Amelia dibunuh dan mayatnya dibuang di pinggir sawah di Kampung Bungbulang Selaeurih, Cibeureum, Sukabumi, Jawa Barat, Senin (22/7/2019). Sampai Rabu (24/7/2019), polisi masih melakukan penyelidikan dan memburu pelaku pembunuhan itu.

“Tentu kita berharap agar pelaku bisa segera ditemukan, pelaku yang memiliki niat jahat menurut saya harus segera diungkap,” ujar Satria ditemui di salah satu kegiatan IPB di Bogor, Jawa Barat, Selasa (23/7/2019).

Satria mengaku baru mendapatkan informasi terkait pembunuhan tersebut pada kemarin pagi. Menurut dia, informasi awal yang diterimanya yaitu ada peristiwa pembunuhan terhadap mahasiswa IPB yang sedang melakukan KKN di Sukabumi. “Ternyata setelah dicek lagi informasinya, ternyata alumnnus sekolah kejuruan IPB yang baru mau mendaftar S-1 IPB,” katanya seraya menyatakan turut berdukacita atas meninggalnya Amelia.

Kematian Amelia yang tidak wajar membuat keluarganya, terutama ayah dan ibunya, tidak tenang. Amelia diduga dibunuh karena hasil visum menunjukkan ada bekas luka-luka dan memar di tubuhnya.

Ayah dan ibu Amelia kini hanya bisa berharap agar pelaku segera menyerahkan diri kepada polisi. Mereka juga menyerahkan penanganan kasus penyelidikan kematian korban dikenal sebagai anak yang baik dan berprestasi itu kepada polisi. “Harapan kami, pertama, orang yang melakukan tindak perbuatan ini kepada anak kami mohon segera sadar dan menyerahkan diri kepada pihak yang berwajib,” kata ayah Amelia di rumahnya, Cianjur, Jawa Barat.

Ibu Amelia, Marsiah juga mengungkapkan hal yang sama.
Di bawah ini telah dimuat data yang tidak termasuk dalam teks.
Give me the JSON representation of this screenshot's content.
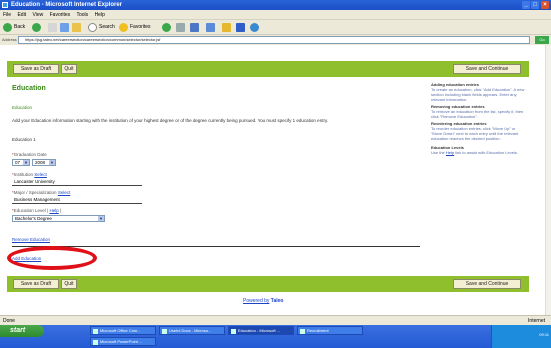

Dia berharap polisi bisa segera menemukan pembunuh putrinya sehingga keluarga bisa merasa tenang. “Mudah-mudahan pelakunya cepat ketahuan, ketemu, soalnya saya ngeri lihat anak saya. Amel orang baik dan saleh. Di sekolah selalu berprestasi dari SD sampai SMA. Makanya bisa masuk IPB dari jalur undangan. Dia terus belajar,” kata Marsiah, seusai pemakaman Amelia di pemakaman umum Kelurahan Sayang, Kabupaten Cianjur, Jabar.

Sebelumnya, jenazah Amelia ditemukan dalam parit di Kampung Bubulang Selaeurih, Kelurahan Babakan, Kecamatan Cibeureum, Sukabumi, Senin (22/7/2019) pukul 06.30 WIB. Kondisinya mengenaskan dengan posisi tertelungkup dan pakaian terbuka serta tampak bekas luka aniaya. Diduga, Amelia dibunuh.

Hasil visum et repertum yang dilakukan tim dokter forensik RSUD R Syamsudin SH Kota Sukabumi juga mengungkap perempuan itu mengalami kekerasan fisik sebelum meninggal. Ditemukan beberapa luka dan memar terutama di area wajah dan lengan yang diduga akibat kekerasan tumpul.